A Hashimoto’s-related flare up may be identified through the following symptoms:
- Abrupt worsening of fatigue
- Unexplained weight gain
- Malaise or depression
- Sudden worsening of joint pain, muscle pain, and weakness
- Anxiety, jitteriness, and racing heart
- Abrupt onset of brain fog and difficulty concentrating
- Digestive issues or changes in gastrointestinal function
- Hot flashes or difficulty regulating body temperature
Regardless of the symptoms that manifest, it’s most important to identify what initiated the response. Recognizing the trigger allows patients to avoid and minimize future autoimmune and inflammatory responses, which helps reduce symptom occurrence and intensity.
Common autoimmune triggers include:
- Physiological or emotional stress
- Physical trauma including sport related injury, car accident, etc.
- Chronic nutrient deficiencies
- Viral infections
- Hormone imbalances
- Food allergies or sensitivities
- Lack of sleep
Tips to Keep Cool
Staying comfortable at the correct temperature can be incredibly challenging for those with an autoimmune thyroid condition.

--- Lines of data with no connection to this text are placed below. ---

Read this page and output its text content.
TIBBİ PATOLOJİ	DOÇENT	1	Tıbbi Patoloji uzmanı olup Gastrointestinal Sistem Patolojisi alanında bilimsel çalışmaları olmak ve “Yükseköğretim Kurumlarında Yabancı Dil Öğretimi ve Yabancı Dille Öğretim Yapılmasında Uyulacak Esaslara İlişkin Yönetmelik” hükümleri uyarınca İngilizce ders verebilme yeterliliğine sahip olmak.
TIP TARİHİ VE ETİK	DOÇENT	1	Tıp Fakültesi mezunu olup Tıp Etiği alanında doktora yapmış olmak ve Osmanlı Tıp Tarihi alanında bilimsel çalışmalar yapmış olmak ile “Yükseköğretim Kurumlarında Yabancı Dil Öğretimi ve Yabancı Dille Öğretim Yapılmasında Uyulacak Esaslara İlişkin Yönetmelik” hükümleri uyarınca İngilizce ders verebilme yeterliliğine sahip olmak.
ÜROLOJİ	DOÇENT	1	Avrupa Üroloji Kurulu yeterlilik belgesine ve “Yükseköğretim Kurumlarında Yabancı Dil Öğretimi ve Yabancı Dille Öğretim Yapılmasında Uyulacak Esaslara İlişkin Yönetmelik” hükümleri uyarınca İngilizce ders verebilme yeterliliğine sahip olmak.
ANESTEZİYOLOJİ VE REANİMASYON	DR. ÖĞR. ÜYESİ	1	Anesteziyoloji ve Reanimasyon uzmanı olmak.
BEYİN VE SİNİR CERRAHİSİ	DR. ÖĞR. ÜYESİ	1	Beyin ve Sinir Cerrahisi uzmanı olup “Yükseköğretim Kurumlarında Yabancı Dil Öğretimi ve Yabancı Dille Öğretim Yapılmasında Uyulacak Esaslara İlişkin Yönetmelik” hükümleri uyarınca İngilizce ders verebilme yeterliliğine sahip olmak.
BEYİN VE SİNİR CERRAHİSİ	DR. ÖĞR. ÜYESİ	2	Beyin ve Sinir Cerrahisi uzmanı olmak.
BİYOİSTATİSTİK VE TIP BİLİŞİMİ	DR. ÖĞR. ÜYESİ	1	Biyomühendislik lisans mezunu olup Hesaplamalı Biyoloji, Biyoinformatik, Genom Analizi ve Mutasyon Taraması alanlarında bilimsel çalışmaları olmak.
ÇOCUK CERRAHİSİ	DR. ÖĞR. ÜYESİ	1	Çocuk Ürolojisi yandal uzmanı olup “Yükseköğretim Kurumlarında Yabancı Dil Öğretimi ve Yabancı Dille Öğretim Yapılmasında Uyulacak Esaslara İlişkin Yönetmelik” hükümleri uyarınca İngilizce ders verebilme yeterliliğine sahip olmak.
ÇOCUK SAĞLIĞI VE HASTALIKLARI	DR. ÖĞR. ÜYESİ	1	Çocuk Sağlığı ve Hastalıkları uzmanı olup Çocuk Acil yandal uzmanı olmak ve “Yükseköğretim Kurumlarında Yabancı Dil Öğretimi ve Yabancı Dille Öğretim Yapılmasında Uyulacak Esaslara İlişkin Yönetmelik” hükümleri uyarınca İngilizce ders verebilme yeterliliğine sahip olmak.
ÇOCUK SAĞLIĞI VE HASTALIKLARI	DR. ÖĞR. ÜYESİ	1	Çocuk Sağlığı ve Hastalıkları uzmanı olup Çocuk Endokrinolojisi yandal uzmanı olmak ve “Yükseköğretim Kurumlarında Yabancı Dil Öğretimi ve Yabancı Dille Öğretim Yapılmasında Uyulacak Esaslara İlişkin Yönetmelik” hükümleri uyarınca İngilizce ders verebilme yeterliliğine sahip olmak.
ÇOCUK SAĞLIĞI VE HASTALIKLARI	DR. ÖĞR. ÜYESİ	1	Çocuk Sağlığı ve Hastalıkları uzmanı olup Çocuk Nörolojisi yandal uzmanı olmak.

Cooling off when the body can’t do it for itself may seem like a great undertaking. However, by using the following tips you can help keep your body nice and chill.
Start a Nightly Routine
Preparing for bed to combat nighttime warmth is an effective way of keeping the body comfortable during the night. Before bed, try to take a cool shower to remove any lingering sweat or residue that can contribute to heat. Cooling your bedsheets by placing them in the fridge or freezer for a few minutes, or spritzing them with cold water right before heading into bed can also help keep the body cool throughout the night.
Hydration is a critical component of health as well as temperature regulation. Ensuring that you are drinking plenty of water, possibly with the addition of ice, helps keep the body at a moderate temperature.
Cooling Down the House
Fans are a relatively inexpensive way to improve the temperature in your home. To boost the effectiveness of these affordable tools, try placing bottles of frozen water in front or behind them to create cooler airflow.
Beating the Heat
Thyroid dysfunction presents a wide array of symptoms that can be confusing and often frustrating. Those with an autoimmune condition in addition to thyroid dysfunction are at greater risk of experiencing a larger spectrum of symptoms with occasional bouts of increased intensity – learn more about autoimmune diseases here. Hashimoto’s is a significant contributor to symptoms including heat intolerance.
Now that you are more informed regarding the influence that the thyroid and immune system have on temperature regulation, you can take the appropriate steps to prevent symptom outbursts that contribute to heat intolerance.